Will one of those small, non polarized capacitors work in the PCB? all capacitors do the same, right? it doesn't need to be one of those electrolytic capacitors that everyone has at home.
It should be possible with either of chips or shift registers. The forum can help with that if you have problems. A single pcf8575 chip can read a 8x8 matrix of buttons/switches. Alternatively an input shift register like the 74hc166 plus an output shift register like 74hc595 can be used.
However, regardless which chips are used, if multiple buttons/switches will be pressed together, or some of the switches are latching or toggle, then you will need to connect a small signal diode in series with every button/switch, otherwise "phantom" button presses could be read.
Different types of capacitors are best for different situations. For bypass capacitors, they should be 0.1uF ceramic (ceramic are not polarised) and as close to the Vcc & ground pins of the chip as you can make them. Polarised capacitors like electrolytic types are not suitable to use as bypass capacitors because they cannot react quickly enough.

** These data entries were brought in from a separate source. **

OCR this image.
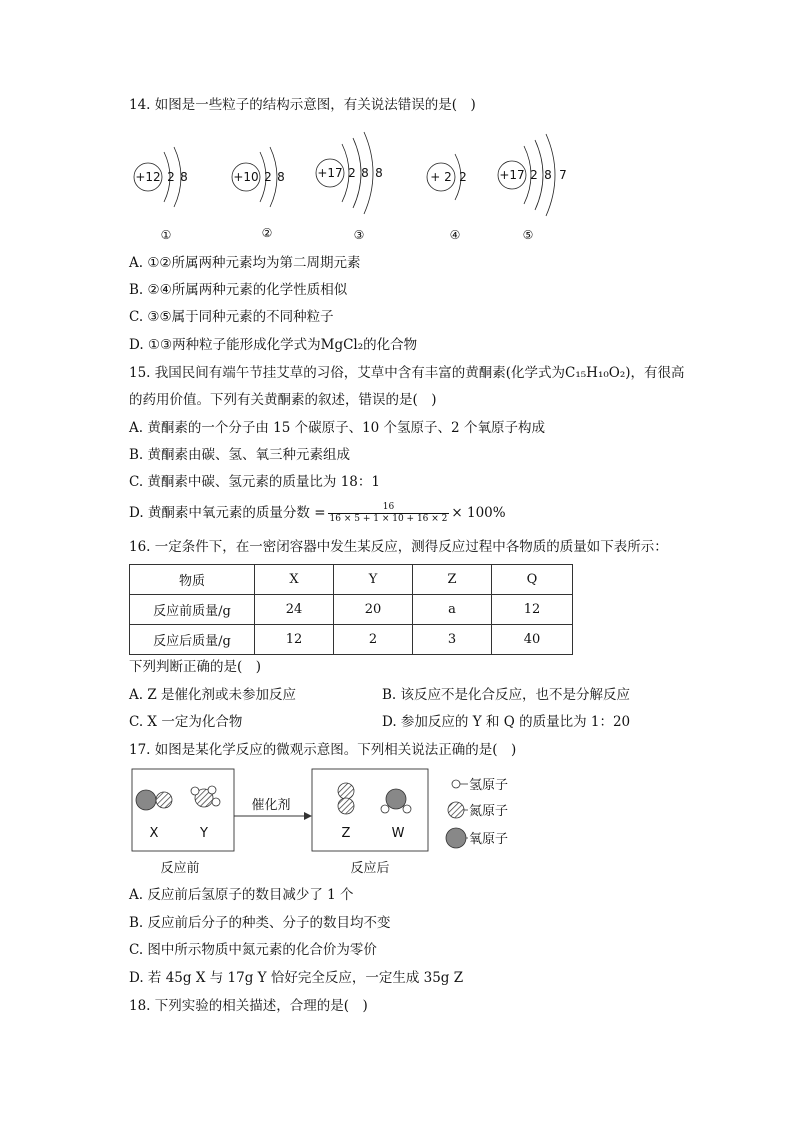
14. 如图是一些粒子的结构示意图，有关说法错误的是(　)
+12 2 8
①
+10 2 8
②
+17 2 8 8
③
+ 2 2
④
+17 2 8 7
⑤
A. ①②所属两种元素均为第二周期元素
B. ②④所属两种元素的化学性质相似
C. ③⑤属于同种元素的不同种粒子
D. ①③两种粒子能形成化学式为MgCl₂的化合物
15. 我国民间有端午节挂艾草的习俗，艾草中含有丰富的黄酮素(化学式为C₁₅H₁₀O₂)，有很高
的药用价值。下列有关黄酮素的叙述，错误的是(　)
A. 黄酮素的一个分子由 15 个碳原子、10 个氢原子、2 个氧原子构成
B. 黄酮素由碳、氢、氧三种元素组成
C. 黄酮素中碳、氢元素的质量比为 18：1
D. 黄酮素中氧元素的质量分数 = $\frac{16}{16 \times 5 + 1 \times 10 + 16 \times 2} \times 100\%$
16. 一定条件下，在一密闭容器中发生某反应，测得反应过程中各物质的质量如下表所示：
物质	X	Y	Z	Q
反应前质量/g	24	20	a	12
反应后质量/g	12	2	3	40
下列判断正确的是(　)
A. Z 是催化剂或未参加反应	B. 该反应不是化合反应，也不是分解反应
C. X 一定为化合物	D. 参加反应的 Y 和 Q 的质量比为 1：20
17. 如图是某化学反应的微观示意图。下列相关说法正确的是(　)
催化剂
X	Y	Z	W
反应前	反应后
氢原子
氮原子
氧原子
A. 反应前后氢原子的数目减少了 1 个
B. 反应前后分子的种类、分子的数目均不变
C. 图中所示物质中氮元素的化合价为零价
D. 若 45g X 与 17g Y 恰好完全反应，一定生成 35g Z
18. 下列实验的相关描述，合理的是(　)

Is there any reason why a 74HC165 wouldn't work as well as or better than the 74HC166. I've always used the 165 because it was simpler to parallel load, and I could never find a need for the synchronous loading provided by the 166. Is there some advantage provided by the 166 that I've missed?
Honestly? I'm a complete noob about shift registers. I only learned about them not that long ago and watched a youtube tutorial that uses 74HC166. I searched for a SMD version of it and found the 74HCT166D which I later learned it's not just an SMD version, but one that accepts TTL. Obviously not my intention, since I just wanted a simple SMD PISO shift register.
Anyway, I will probably do some tests with them, since I've already ordered (it was about $5 for 10 of them, so it's not a big loss), but I've now shifted back to the PCF8575 option, which I had already unsuccessfully tried in the past but I think I might be able to recover that option now, since I've been doing some basic tests with them and I might have a better understanding of them now.
I still think shift registers have it's place in some of my current and future projects, so I will keep playing with them and see what they're capable of.
I'm learning kicad so it's a good practice, even if I need to re-do the PCB too. Where would the bypass capacitor go? the ones that I've seen are in between VCC and GND, so that could still be added in the Arduino side, couldn't it?